November 18, 1999
Funds for plant workers supported
By Bill Bartleman
Congress will approve legislation proposing individual benefits of $100,000 for current and former Paducah Gaseous Diffusion Plant workers who have certain types of cancer, but not without considerable debate, 1st District U.S. Rep. Ed Whitfield predicted.
Details of the compensation plan were released Wednesday by Energy Secretary Bill Richardson and introduced in the House.
A key element in the plan is that Paducah workers will not have to prove their cancer was caused by work-related exposure, only that they worked at the plant for at least a year in an area containing radioactive material, Richardson said.
Dr. David Michaels, assistant secretary for DOE's Environmental Health and Safety Program, estimated that 200 current and former workers will be immediately eligible for benefits and that an undetermined number would be eligible during the next 20 years.
"This action is long overdue," Richardson said at a news conference in Washington that was linked to Kentucky reporters by telephone. "The department is finally going to stop fighting these workers and instead help them get what they deserve."
He said the compensation is being proposed because Paducah workers were unknowingly exposed to plutonium, neptunium and other highly radioactive elements from the time the plant opened in 1952 until 1976.
Allegations that the exposure caused workers to become ill was raised in two lawsuits filed in Paducah since June. Those cases are seeking millions of dollars in damages from former plant operators.
Richardson said the Justice Department is still reviewing records to determine whether it wants to get involved in one of those suits that alleges former operators filed false documents regarding contamination at the plant.
Michaels said that anyone awarded $100,000 under this compensation program would give up his or her right to sue DOE or any current or former contractor.
"Last September, I traveled to Paducah and apologized for the department for not being forthcoming about possible exposure to plutonium," Richardson said. "Today's announcement gives some weight to that apology."
He said the national security mission of building nuclear weapons placed thousands of men and women in jeopardy, including workers in Paducah. "They helped win the Cold War ... (and) should be honored for their work," he said.
The compensation for the Paducah workers and surviving relatives was included in legislation proposing benefits for workers exposed to beryllium at other plants and to a select group of workers at DOE facilities in Oak Ridge, Tenn.
Michaels said as many as 1,000 workers will be eligible for benefits under the beryllium program and about 55 under the Oak Ridge program.
Whitfield, R-Hopkinsville, attended the news conference with Richardson and is a co-sponsor of House Resolution 3418, which was introduced late Wednesday.
"This is a significant step forward," Whitfield said. "It is the first time that we've been able to draw up legislation recognizing the government's responsibility to provide assistance to employees who have contracted illnesses resulting from their exposure at the Paducah plant."

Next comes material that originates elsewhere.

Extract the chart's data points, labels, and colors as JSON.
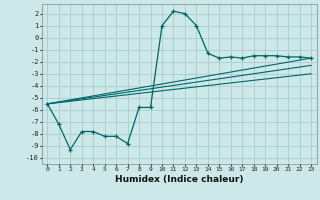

In an interview later, he said debate on the bill would begin when Congress returns next year. Although he predicted it would be approved, he said it would spark considerable debate.
Whitfield said a key issue will be the fact that DOE workers in Portsmouth, Ohio, and other facilities involved in building nuclear weapons aren't eligible.
"Today's announcement is a step in the right direction," U.S. Sen. Mitch McConnell said. "I'm encouraged that DOE is now acknowledging that workers at the Paducah plant deserve to have their health needs assessed."
U.S. Sen. Jim Bunning, who has called for an investigation by the General Accounting Office, said the move "jumps the gun a bit. ... Until the (health studies on current and former workers at the plant) are complete, I don't know how we can put a price tag on any settlement. ...
"Fortunately, the measure will come before the Energy Committee, on which I sit. I can promise you that it will not pass the committee until ... I am satisfied that it does right by those workers who have been exposed to contaminants in Paducah."
Michaels said workers at other facilities could be added to the program after investigations are completed next year. He said Paducah was added to the legislation because investigations already have been completed showing that workers were unknowingly exposed to highly radioactive material.
Another part of the debate, Whitfield said, will come from the Department of Defense, which has consistently denied claims filed by former members of the military who were involved in nuclear testing during and after World War II. "They oppose opening the door for claims because of the potential cost," Whitfield said.
Whitfield said the bill would probably be reviewed by at least three House committees, including the Commerce Committee, of which he is a member.
"But even with the debate, I believe we will get this passed. There is a lot of support among those who are familiar with the history of and need for this legislation."
Michaels said the program, including the beryllium workers, will cost an estimated $25 million to $30 million a year for the next 10 years and then be reduced as claims are paid. He said the money would come out of the general fund, and not from any special environmental funds maintained by DOE.
While the Paducah workers will be eligible for a $100,000 lump-sum payment, workers with beryllium-related illnesses will have a choice of receiving lump-sum payments of $100,000 each or reimbursement for medical costs and a portion of their lost wages.
Beryllium is a lightweight metal that has been used in the production of nuclear weapons. It causes chronic beryllium disease, an often fatal lung condition that may not appear in those affected until 10 or more years after exposure.